I read The Good Hand in one huge gulp, all 478 pages, on a red-eye flight and I loved it.

When I stumbled off the plane, I was furious—not at Smith, whose book about his time as an oil field worker living in and working in the “boomtown” of Williston is beautifully written and researched. I’m mad at the politicians who allowed oil companies to use human beings as though they were disposable appliances in a wild rush for money.

The Good Hand’s central themes revolve around the mayhem, money, and men that Smith encountered during his 15 months or so of living and working in North Dakota during the peak of the Bakken oil boom. This boom arose when oil companies realized that they could tap a huge oil field (the Bakken formation), miles underneath the pristine North Dakota prairies by use of hydraulic fracking and horizontal drilling. In the spring of 2012, 217 oil rigs were punching oil wells in a frantic attempt to secure oil rights before the terms of the oil companies’ leases expired. Each rig employed (in various capacities) over 100 workers. Smith was one of those workers and he aspired to be known as “a good hand”—someone who knew his job, was reliable, and respected.

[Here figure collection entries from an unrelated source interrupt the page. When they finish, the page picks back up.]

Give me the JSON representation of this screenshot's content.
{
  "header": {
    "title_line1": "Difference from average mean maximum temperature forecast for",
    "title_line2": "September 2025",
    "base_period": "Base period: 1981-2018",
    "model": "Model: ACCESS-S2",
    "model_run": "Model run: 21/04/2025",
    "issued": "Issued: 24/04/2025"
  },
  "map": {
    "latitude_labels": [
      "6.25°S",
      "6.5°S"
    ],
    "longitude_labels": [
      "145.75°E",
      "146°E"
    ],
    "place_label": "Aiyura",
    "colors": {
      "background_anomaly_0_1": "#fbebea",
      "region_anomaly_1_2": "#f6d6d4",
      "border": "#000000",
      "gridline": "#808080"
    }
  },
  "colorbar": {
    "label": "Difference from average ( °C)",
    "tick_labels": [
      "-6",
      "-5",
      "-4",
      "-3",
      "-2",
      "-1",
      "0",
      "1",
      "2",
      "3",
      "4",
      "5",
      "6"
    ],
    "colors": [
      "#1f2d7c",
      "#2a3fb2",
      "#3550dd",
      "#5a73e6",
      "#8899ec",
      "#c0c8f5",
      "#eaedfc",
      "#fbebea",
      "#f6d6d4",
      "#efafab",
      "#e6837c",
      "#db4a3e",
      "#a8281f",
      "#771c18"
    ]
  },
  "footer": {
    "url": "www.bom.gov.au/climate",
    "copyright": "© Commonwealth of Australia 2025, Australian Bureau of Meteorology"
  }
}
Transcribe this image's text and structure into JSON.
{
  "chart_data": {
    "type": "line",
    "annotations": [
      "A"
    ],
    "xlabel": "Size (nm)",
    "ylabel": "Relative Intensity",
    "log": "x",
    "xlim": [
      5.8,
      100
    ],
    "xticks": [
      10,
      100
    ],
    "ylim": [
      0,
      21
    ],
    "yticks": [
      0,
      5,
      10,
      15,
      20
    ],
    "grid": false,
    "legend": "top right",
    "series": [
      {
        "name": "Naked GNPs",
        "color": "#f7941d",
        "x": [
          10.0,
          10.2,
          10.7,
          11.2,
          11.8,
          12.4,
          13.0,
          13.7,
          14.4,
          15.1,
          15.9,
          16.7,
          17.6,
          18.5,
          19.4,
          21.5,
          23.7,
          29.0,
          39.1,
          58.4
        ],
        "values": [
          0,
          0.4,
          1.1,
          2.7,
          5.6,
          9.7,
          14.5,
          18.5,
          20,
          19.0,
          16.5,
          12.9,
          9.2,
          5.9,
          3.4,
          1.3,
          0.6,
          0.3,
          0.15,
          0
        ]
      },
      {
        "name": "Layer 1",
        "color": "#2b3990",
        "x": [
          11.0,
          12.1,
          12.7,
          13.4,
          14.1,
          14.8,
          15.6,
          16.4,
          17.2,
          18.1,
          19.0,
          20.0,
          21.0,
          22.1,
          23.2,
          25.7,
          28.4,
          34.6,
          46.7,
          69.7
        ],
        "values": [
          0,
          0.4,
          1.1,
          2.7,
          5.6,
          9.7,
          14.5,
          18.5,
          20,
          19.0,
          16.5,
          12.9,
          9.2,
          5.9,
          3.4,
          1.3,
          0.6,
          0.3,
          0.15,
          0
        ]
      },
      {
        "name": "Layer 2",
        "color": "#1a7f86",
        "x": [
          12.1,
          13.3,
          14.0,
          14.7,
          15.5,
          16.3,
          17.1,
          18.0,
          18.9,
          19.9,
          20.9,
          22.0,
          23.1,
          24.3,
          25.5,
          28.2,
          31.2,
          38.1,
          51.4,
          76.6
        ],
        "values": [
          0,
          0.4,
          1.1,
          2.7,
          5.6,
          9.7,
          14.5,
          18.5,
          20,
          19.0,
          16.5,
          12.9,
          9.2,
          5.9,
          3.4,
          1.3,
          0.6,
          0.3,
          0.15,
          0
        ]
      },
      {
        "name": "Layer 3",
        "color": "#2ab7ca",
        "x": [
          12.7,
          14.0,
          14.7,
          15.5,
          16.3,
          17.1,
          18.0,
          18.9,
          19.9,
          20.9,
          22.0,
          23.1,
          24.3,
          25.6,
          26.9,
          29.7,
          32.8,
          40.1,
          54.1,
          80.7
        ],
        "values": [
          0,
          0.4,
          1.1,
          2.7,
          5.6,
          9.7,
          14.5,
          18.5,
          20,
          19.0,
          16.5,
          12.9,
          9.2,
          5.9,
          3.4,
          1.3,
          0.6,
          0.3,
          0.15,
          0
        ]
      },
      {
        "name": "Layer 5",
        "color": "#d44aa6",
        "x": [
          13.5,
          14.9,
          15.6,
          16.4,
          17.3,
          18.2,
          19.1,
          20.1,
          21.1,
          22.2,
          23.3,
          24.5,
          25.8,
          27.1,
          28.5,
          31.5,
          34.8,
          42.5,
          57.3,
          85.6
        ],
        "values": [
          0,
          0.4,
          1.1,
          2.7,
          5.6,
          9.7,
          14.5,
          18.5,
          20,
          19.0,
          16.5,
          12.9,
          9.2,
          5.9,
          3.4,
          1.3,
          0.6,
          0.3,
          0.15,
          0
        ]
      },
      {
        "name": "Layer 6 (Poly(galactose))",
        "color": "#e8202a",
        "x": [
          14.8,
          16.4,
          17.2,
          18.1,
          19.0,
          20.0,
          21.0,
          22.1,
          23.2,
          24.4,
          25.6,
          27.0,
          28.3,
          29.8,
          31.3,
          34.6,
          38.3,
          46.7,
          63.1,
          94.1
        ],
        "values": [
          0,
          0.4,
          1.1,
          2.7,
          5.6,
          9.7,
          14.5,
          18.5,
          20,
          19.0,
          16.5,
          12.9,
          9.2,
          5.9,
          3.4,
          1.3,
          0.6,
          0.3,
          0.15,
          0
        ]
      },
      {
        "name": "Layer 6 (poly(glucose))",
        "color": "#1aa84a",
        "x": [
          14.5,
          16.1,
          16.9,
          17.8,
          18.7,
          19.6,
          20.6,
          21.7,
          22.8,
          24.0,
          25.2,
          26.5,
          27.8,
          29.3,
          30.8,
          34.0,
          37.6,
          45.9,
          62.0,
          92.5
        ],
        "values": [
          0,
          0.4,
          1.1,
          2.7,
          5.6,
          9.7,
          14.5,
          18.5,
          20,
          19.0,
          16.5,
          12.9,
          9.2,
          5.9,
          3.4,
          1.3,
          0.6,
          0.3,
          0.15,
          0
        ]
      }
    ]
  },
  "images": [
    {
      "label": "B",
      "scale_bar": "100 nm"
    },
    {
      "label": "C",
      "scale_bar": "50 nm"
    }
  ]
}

Much of the book is consumed with the wretched living conditions that Smith and his fellow workers endured. Yes, the pay was good, but the costs were spectacularly high. Ironically, Smith —who came to Williston from Brooklyn where he held a series of “indoor” jobs like bartender, musician, actor, and office worker—found that Williston rents were higher than Manhattan rents. He ended up paying $450 a month to sleep in a flophouse on a mattress in a living room shared with four other men, and thought it a bargain.

What most shocked me was the danger of the work, and the disregard shown for worker safety.  It is a modern day expose of the miserable working conditions that were tolerated by the oil companies, their many subcontractors and, I’m sorry to say, the state of North Dakota.